View all articles in the MapReduce API Series.
Last time we looked at how to run a full MapReduce Pipeline to count the number of occurrences of a character within each string. In this post we will see how to chain multiple MapReduce Pipelines together to perform sequential tasks.
Combining Sequential MapReduce Jobs
As a contrived example (as all examples are) let’s imagine a scenario where we want to clean up some data by deleting a business entity from the datastore. Each business has employees stored that also need to be deleted. Our simplified models look like this.
from google.appengine.ext import ndb
class Business(ndb.model):
"""
Model representing a business which will have employees.
"""
name = ndb.StringProperty(required=True)
address = ndb.StringProperty()
class Employee(ndb.model):
"""
Model representing employees of a business.
"""
name = ndb.StringProperty(required=True)
business = ndb.StringProperty(required=True)
Let’s create a pipeline that will iterate over every business with a matching
name
and delete all the employees from that business. We can take advantage of
the filters
parameter of the DatastoreInputReader
to find all employees
working at a business with a matching name.
def delete_employee(entity):
""" Delete an employee entity. """
yield op.db.Delete(entity)
class DeleteBusinessPipeline(pipeline.Pipeline):
""" Delete a business. """
def run(self, business_name, **kwargs):
""" run """
employee_params = {
"entity_kind": "app.pipelines.Employee",
"filters": [('business', '=', business_name)],
}
yield mapreduce_pipeline.MapperPipeline(
"delete_employee",
handler_spec=app.pipelines.delete_employee,
input_reader_spec="mapreduce.input_readers.DatastoreInputReader",
params=employee_params,
shards=2)
This simple pipeline will delete all of the employees. We can add a second pipeline to our execution that will delete the business by simply yielding the return value of the first pipeline to the Pipeline API.

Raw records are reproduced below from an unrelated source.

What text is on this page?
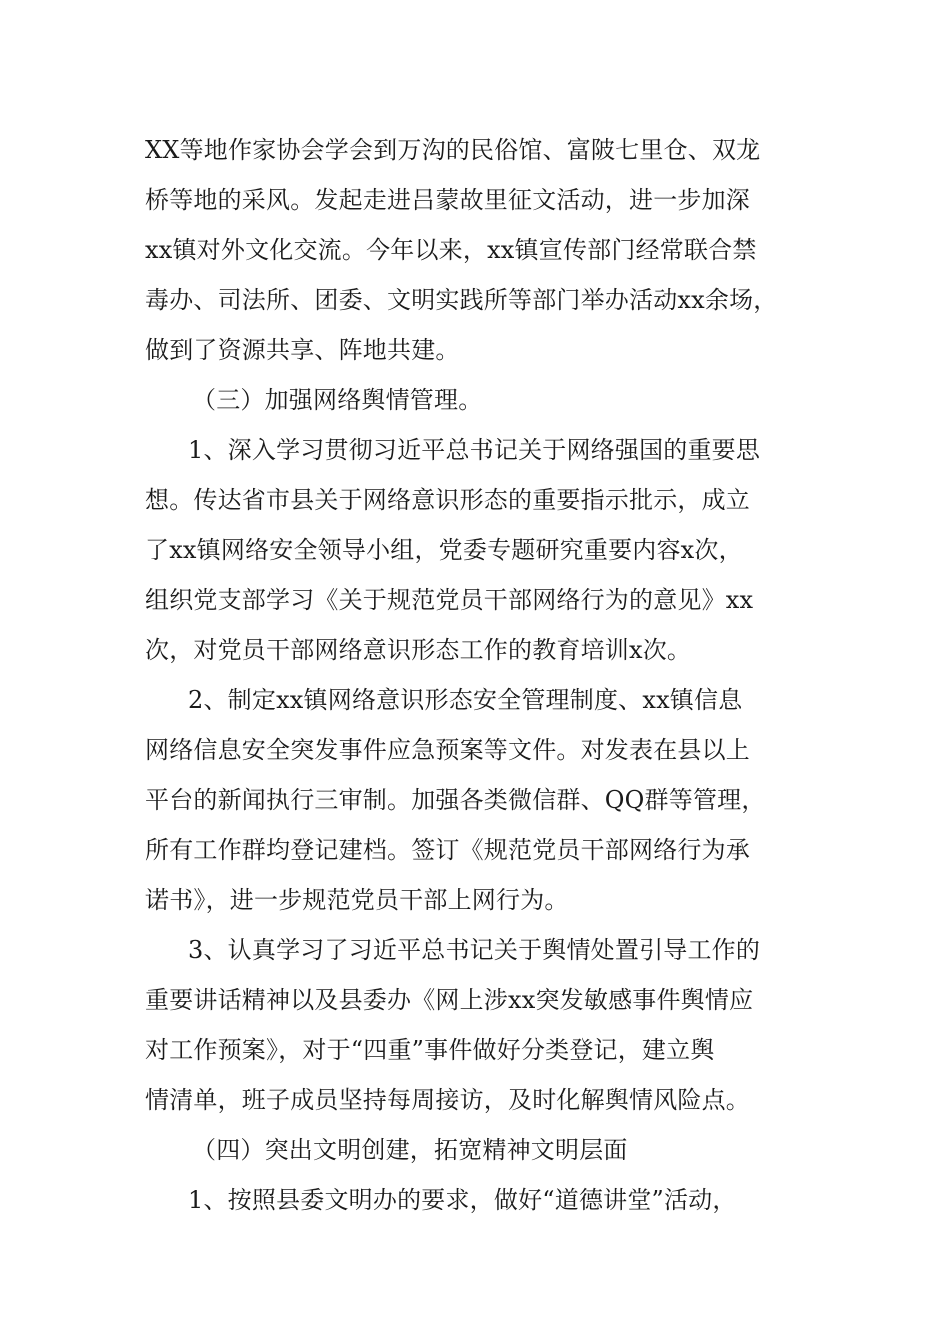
XX等地作家协会学会到万沟的民俗馆、富陂七里仓、双龙
桥等地的采风。发起走进吕蒙故里征文活动，进一步加深
xx镇对外文化交流。今年以来，xx镇宣传部门经常联合禁
毒办、司法所、团委、文明实践所等部门举办活动xx余场，
做到了资源共享、阵地共建。
（三）加强网络舆情管理。
1、深入学习贯彻习近平总书记关于网络强国的重要思
想。传达省市县关于网络意识形态的重要指示批示，成立
了xx镇网络安全领导小组，党委专题研究重要内容x次，
组织党支部学习《关于规范党员干部网络行为的意见》xx
次，对党员干部网络意识形态工作的教育培训x次。
2、制定xx镇网络意识形态安全管理制度、xx镇信息
网络信息安全突发事件应急预案等文件。对发表在县以上
平台的新闻执行三审制。加强各类微信群、QQ群等管理，
所有工作群均登记建档。签订《规范党员干部网络行为承
诺书》，进一步规范党员干部上网行为。
3、认真学习了习近平总书记关于舆情处置引导工作的
重要讲话精神以及县委办《网上涉xx突发敏感事件舆情应
对工作预案》，对于“四重”事件做好分类登记，建立舆
情清单，班子成员坚持每周接访，及时化解舆情风险点。
（四）突出文明创建，拓宽精神文明层面
1、按照县委文明办的要求，做好“道德讲堂”活动，
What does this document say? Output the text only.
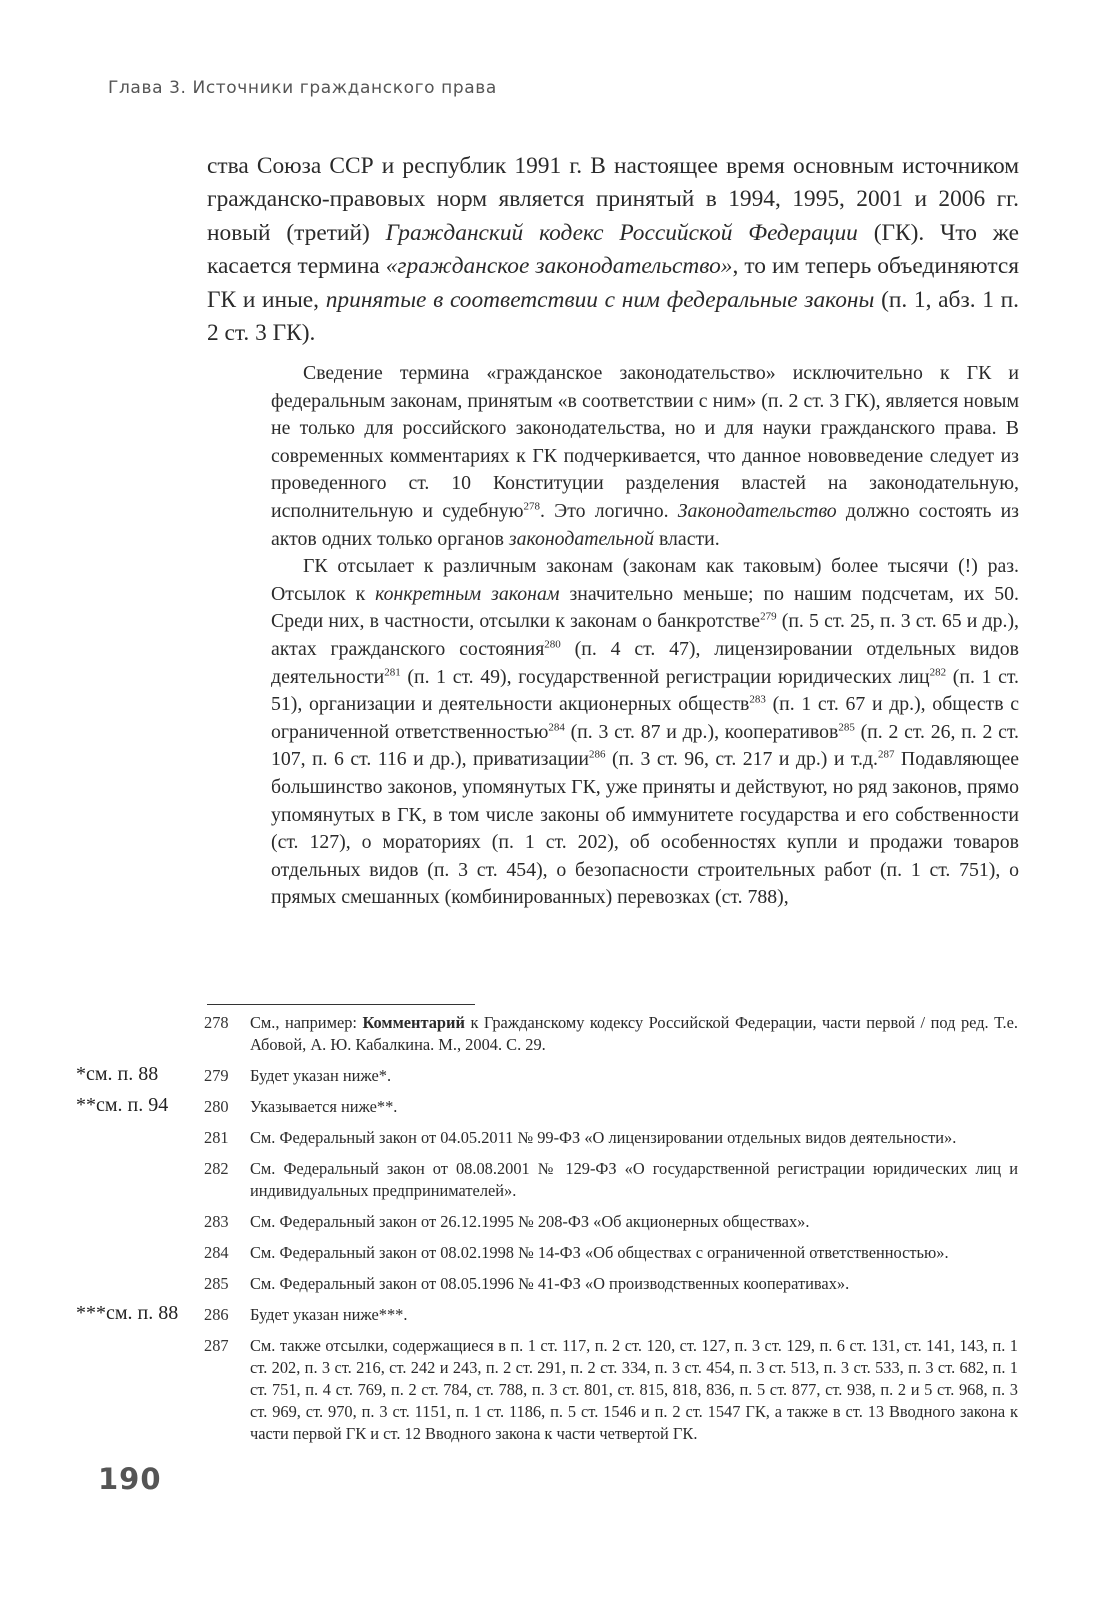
Глава 3. Источники гражданского права

ства Союза ССР и республик 1991 г. В настоящее время основным источником гражданско-правовых норм является принятый в 1994, 1995, 2001 и 2006 гг. новый (третий) Гражданский кодекс Российской Федерации (ГК). Что же касается термина «гражданское законодательство», то им теперь объединяются ГК и иные, принятые в соответствии с ним федеральные законы (п. 1, абз. 1 п. 2 ст. 3 ГК).

Сведение термина «гражданское законодательство» исключительно к ГК и федеральным законам, принятым «в соответствии с ним» (п. 2 ст. 3 ГК), является новым не только для российского законодательства, но и для науки гражданского права. В современных комментариях к ГК подчеркивается, что данное нововведение следует из проведенного ст. 10 Конституции разделения властей на законодательную, исполнительную и судебную$^{278}$. Это логично. Законодательство должно состоять из актов одних только органов законодательной власти.

ГК отсылает к различным законам (законам как таковым) более тысячи (!) раз. Отсылок к конкретным законам значительно меньше; по нашим подсчетам, их 50. Среди них, в частности, отсылки к законам о банкротстве$^{279}$ (п. 5 ст. 25, п. 3 ст. 65 и др.), актах гражданского состояния$^{280}$ (п. 4 ст. 47), лицензировании отдельных видов деятельности$^{281}$ (п. 1 ст. 49), государственной регистрации юридических лиц$^{282}$ (п. 1 ст. 51), организации и деятельности акционерных обществ$^{283}$ (п. 1 ст. 67 и др.), обществ с ограниченной ответственностью$^{284}$ (п. 3 ст. 87 и др.), кооперативов$^{285}$ (п. 2 ст. 26, п. 2 ст. 107, п. 6 ст. 116 и др.), приватизации$^{286}$ (п. 3 ст. 96, ст. 217 и др.) и т.д.$^{287}$ Подавляющее большинство законов, упомянутых ГК, уже приняты и действуют, но ряд законов, прямо упомянутых в ГК, в том числе законы об иммунитете государства и его собственности (ст. 127), о мораториях (п. 1 ст. 202), об особенностях купли и продажи товаров отдельных видов (п. 3 ст. 454), о безопасности строительных работ (п. 1 ст. 751), о прямых смешанных (комбинированных) перевозках (ст. 788),

278	См., например: Комментарий к Гражданскому кодексу Российской Федерации, части первой / под ред. Т.е. Абовой, А. Ю. Кабалкина. М., 2004. С. 29.
*см. п. 88	279	Будет указан ниже*.
**см. п. 94 280	Указывается ниже**.
281	См. Федеральный закон от 04.05.2011 № 99-ФЗ «О лицензировании отдельных видов деятельности».
282	См. Федеральный закон от 08.08.2001 № 129-ФЗ «О государственной регистрации юридических лиц и индивидуальных предпринимателей».
283	См. Федеральный закон от 26.12.1995 № 208-ФЗ «Об акционерных обществах».
284	См. Федеральный закон от 08.02.1998 № 14-ФЗ «Об обществах с ограниченной ответственностью».
285	См. Федеральный закон от 08.05.1996 № 41-ФЗ «О производственных кооперативах».
***см. п. 88 286	Будет указан ниже***.
287	См. также отсылки, содержащиеся в п. 1 ст. 117, п. 2 ст. 120, ст. 127, п. 3 ст. 129, п. 6 ст. 131, ст. 141, 143, п. 1 ст. 202, п. 3 ст. 216, ст. 242 и 243, п. 2 ст. 291, п. 2 ст. 334, п. 3 ст. 454, п. 3 ст. 513, п. 3 ст. 533, п. 3 ст. 682, п. 1 ст. 751, п. 4 ст. 769, п. 2 ст. 784, ст. 788, п. 3 ст. 801, ст. 815, 818, 836, п. 5 ст. 877, ст. 938, п. 2 и 5 ст. 968, п. 3 ст. 969, ст. 970, п. 3 ст. 1151, п. 1 ст. 1186, п. 5 ст. 1546 и п. 2 ст. 1547 ГК, а также в ст. 13 Вводного закона к части первой ГК и ст. 12 Вводного закона к части четвертой ГК.
190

def delete_employee(entity):
""" Delete an employee entity. """
yield op.db.Delete(entity)
def delete_business(entity):
""" Delete a business entity. """
yield op.db.Delete(entity)
class DeleteBusinessPipeline(pipeline.Pipeline):
""" Delete a business. """
def run(self, business_name, **kwargs):
""" run """
employee_params = {
"entity_kind": "app.pipelines.Employee",
"filters": [('business', '=', business_name)],
}
yield mapreduce_pipeline.MapperPipeline(
"delete_employee",
handler_spec=app.pipelines.delete_employee,
input_reader_spec="mapreduce.input_readers.DatastoreInputReader",
params=employee_params,
shards=2)
business_params = {
"entity_kind": "app.pipelines.Business",
"filters": [('name', '=', business_name)],
}
yield mapreduce_pipeline.MapperPipeline(
"delete_business",
handler_spec=app.pipelines.delete_business,
input_reader_spec="mapreduce.input_readers.DatastoreInputReader",
params=business_params,
shards=2)
The return value of the MapperPipeline call is a PipelineFuture
object. This
future will be executed once the previous future has completed. In this case our
employee deletion pipeline will complete and the business deletion future will
execute.
And that’s all it takes to run two sequential MapReduce jobs!